Ugh. Seattle Suns has a nice ring to it, though OG Seattle basketball fans who were around for Reign Man and Glove might take umbrage.
We're joking, of course, because ripping a pro basketball team away from its home city will always be a travesty for the fans, especially when it happens because that city refuses to foot the bill for $150 million in renovations. Seattle understands this better than most. Yet, Suns owner Robert Sarver is making waves ahead of a city council vote that that's been postponed, reports the Arizona Republic, because they're not sure they have the votes necessary to make it happen.
Because of how unsure everyone is now about the vote, the report says Sarver has been telling city council members he'll move the team to Seattle or Las Vegas if they don't vote yes. It seems the details of the deal, once made public, gave city council members pause, seeing as how they'd be justifiably queasy voting yes on a rushed deal that hasn't been properly vetted.
The council votes were reportedly locked up last week but they began softening once the city released details of the deal late Thursday and the public started weighing in.
The last straw came Tuesday night, when Council Michael Nowakowski began wavering – and reportedly wasn't answering his phone for the old arm twist.
Williams is asking the council to postpone the vote until next month – allowing time for two public hearings – rather than suffering a potentially lopsided defeat today that could kill future prospects for a deal.
Any four council members can kill the arena deal and as of Monday, there already are three no votes: Councilmen Sal DiCiccio and Jim Waring and Councilwoman Vania Guevara.
Nowakowski seems to be the fulcrum that could swing the vote, and his hazy statement on the deal could be interpreted any number of ways. "I want to make sure the community understands the economic impact of the arena, the responsibility the city has to the arena owner, what renovations are needed to continue operating the arena and the source of the funds that would be used for renovations," he said as part of his statement.

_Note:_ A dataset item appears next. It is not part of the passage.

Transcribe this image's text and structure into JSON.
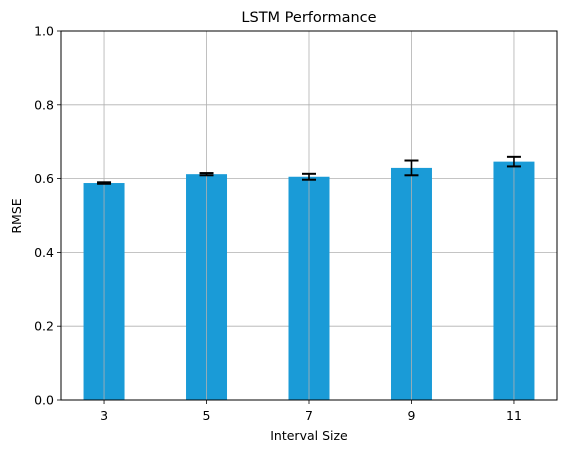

As laid out by the Republic, the deal itself was only announced about a week ago, a rushed job if there ever was one. And as most would guess, expedited deals of this magnitude are usually covered so no one looks too closely at the specifics. Well, now people are looking and no one is even sure what the $150 million would be spent on, or if the arena needs an upgrade. Not a lick of research has gone into the plan, or what economic benefits would result from this type of city-wide investment; there's been due diligence, so no one is even sure where the 150 stacks will be allocated. It's like a blank check for an owner to do what he pleases.

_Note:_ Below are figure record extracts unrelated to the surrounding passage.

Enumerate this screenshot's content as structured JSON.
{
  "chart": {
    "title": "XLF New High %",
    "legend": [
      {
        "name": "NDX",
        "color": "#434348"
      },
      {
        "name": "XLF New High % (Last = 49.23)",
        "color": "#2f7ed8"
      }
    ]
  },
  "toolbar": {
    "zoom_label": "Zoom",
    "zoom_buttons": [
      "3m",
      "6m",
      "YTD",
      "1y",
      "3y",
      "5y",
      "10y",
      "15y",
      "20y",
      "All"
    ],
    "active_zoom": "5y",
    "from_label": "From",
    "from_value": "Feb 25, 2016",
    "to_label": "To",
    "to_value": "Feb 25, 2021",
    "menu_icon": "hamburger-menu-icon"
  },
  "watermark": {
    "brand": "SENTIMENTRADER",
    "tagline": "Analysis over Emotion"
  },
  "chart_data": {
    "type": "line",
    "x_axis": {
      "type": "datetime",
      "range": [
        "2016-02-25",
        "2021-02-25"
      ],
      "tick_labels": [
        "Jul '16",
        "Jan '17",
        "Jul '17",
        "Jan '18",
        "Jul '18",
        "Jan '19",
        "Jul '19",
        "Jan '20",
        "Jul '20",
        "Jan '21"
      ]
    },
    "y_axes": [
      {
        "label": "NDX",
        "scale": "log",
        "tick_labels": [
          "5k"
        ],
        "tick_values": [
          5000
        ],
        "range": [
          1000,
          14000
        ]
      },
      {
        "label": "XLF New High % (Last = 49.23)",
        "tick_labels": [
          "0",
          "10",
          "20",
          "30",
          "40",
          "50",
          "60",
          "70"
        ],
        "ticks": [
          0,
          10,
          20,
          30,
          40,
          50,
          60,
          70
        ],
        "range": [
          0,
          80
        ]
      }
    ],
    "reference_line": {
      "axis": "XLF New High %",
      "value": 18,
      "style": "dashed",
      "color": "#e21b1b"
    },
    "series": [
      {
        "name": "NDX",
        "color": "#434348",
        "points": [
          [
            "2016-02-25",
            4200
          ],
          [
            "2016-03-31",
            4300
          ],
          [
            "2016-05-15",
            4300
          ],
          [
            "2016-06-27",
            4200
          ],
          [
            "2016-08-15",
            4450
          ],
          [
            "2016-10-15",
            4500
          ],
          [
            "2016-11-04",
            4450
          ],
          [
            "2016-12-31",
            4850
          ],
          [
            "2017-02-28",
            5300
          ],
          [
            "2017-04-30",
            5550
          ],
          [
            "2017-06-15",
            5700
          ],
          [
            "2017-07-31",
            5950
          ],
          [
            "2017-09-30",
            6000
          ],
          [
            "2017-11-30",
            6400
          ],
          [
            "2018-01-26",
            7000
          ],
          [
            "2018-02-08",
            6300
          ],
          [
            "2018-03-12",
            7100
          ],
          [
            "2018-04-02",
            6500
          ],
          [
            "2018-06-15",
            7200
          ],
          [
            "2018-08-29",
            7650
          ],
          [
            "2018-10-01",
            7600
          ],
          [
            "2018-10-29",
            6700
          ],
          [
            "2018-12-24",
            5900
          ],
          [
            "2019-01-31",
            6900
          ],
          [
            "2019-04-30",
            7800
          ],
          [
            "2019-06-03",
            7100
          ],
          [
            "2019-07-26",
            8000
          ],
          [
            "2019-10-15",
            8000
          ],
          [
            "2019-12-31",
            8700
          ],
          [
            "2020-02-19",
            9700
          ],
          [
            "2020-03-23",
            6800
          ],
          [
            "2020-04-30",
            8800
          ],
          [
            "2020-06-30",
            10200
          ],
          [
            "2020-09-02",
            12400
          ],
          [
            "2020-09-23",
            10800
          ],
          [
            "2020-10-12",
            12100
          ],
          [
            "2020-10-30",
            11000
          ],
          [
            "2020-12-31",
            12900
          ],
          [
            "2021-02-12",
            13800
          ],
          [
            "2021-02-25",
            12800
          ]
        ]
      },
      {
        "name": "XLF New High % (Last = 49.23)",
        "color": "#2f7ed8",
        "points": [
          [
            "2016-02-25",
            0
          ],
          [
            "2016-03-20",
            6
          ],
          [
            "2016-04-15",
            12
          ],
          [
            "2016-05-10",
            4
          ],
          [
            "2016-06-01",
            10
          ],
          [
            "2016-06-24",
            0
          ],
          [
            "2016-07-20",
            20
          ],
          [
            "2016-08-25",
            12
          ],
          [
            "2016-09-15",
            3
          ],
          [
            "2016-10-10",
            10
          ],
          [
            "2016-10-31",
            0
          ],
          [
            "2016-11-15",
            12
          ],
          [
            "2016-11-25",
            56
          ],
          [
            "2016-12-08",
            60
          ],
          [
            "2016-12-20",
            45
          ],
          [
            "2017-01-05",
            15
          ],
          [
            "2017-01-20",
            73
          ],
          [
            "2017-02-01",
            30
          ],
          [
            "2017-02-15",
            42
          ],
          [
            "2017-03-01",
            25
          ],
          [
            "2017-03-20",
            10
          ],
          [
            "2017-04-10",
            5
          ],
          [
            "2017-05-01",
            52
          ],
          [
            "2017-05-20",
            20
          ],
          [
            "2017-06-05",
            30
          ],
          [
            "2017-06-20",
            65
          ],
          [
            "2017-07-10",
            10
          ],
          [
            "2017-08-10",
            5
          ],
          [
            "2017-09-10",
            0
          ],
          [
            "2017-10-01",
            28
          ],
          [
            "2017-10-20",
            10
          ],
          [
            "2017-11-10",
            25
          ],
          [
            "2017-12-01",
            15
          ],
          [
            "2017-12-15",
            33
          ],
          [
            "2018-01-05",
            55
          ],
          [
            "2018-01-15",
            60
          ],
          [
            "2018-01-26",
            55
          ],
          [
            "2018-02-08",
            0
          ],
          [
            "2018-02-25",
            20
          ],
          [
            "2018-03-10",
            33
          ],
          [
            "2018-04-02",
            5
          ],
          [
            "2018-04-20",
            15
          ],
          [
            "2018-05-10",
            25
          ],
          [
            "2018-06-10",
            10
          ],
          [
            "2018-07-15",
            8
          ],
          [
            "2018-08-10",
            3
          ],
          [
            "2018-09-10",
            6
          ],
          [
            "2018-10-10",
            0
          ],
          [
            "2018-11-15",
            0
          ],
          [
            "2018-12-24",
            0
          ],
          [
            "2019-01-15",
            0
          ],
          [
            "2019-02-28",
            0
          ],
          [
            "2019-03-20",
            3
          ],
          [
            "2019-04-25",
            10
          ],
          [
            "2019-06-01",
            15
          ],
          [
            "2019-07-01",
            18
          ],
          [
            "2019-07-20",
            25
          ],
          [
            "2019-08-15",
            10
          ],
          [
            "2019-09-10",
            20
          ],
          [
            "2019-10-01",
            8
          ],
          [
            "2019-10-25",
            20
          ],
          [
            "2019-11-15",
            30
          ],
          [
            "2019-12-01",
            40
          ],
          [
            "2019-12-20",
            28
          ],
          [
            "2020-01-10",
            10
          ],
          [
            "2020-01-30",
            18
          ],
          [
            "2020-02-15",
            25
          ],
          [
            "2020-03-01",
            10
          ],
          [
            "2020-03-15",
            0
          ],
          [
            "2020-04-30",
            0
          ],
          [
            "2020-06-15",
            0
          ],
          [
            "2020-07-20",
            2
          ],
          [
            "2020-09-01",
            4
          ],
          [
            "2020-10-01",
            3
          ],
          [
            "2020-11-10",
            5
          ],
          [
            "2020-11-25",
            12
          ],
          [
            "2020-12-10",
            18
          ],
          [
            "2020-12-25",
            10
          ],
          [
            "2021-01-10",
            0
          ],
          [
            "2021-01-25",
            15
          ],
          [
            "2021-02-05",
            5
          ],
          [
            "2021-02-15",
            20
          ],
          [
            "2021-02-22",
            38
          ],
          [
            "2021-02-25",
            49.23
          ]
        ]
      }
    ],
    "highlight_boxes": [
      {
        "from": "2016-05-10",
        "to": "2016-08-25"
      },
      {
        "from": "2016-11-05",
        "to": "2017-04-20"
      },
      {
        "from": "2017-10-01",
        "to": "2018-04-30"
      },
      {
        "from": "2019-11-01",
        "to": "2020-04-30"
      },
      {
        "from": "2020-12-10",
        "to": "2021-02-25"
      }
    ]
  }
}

Sarver's an owner, mind you, worth only about $400 million as of a 2016. While that might be a princely sum for most of us, for NBA owners, it's one false step from liquidation and bankruptcy. And it's not like Sarver brings any sort of astute insight to the fold, either. He blamed millennial culture a couple of years ago for the crap product he's put on the floor. We hope Phoenix gets to keep their basketball team, but that might only happen if they're sold to someone who knows what they're doing.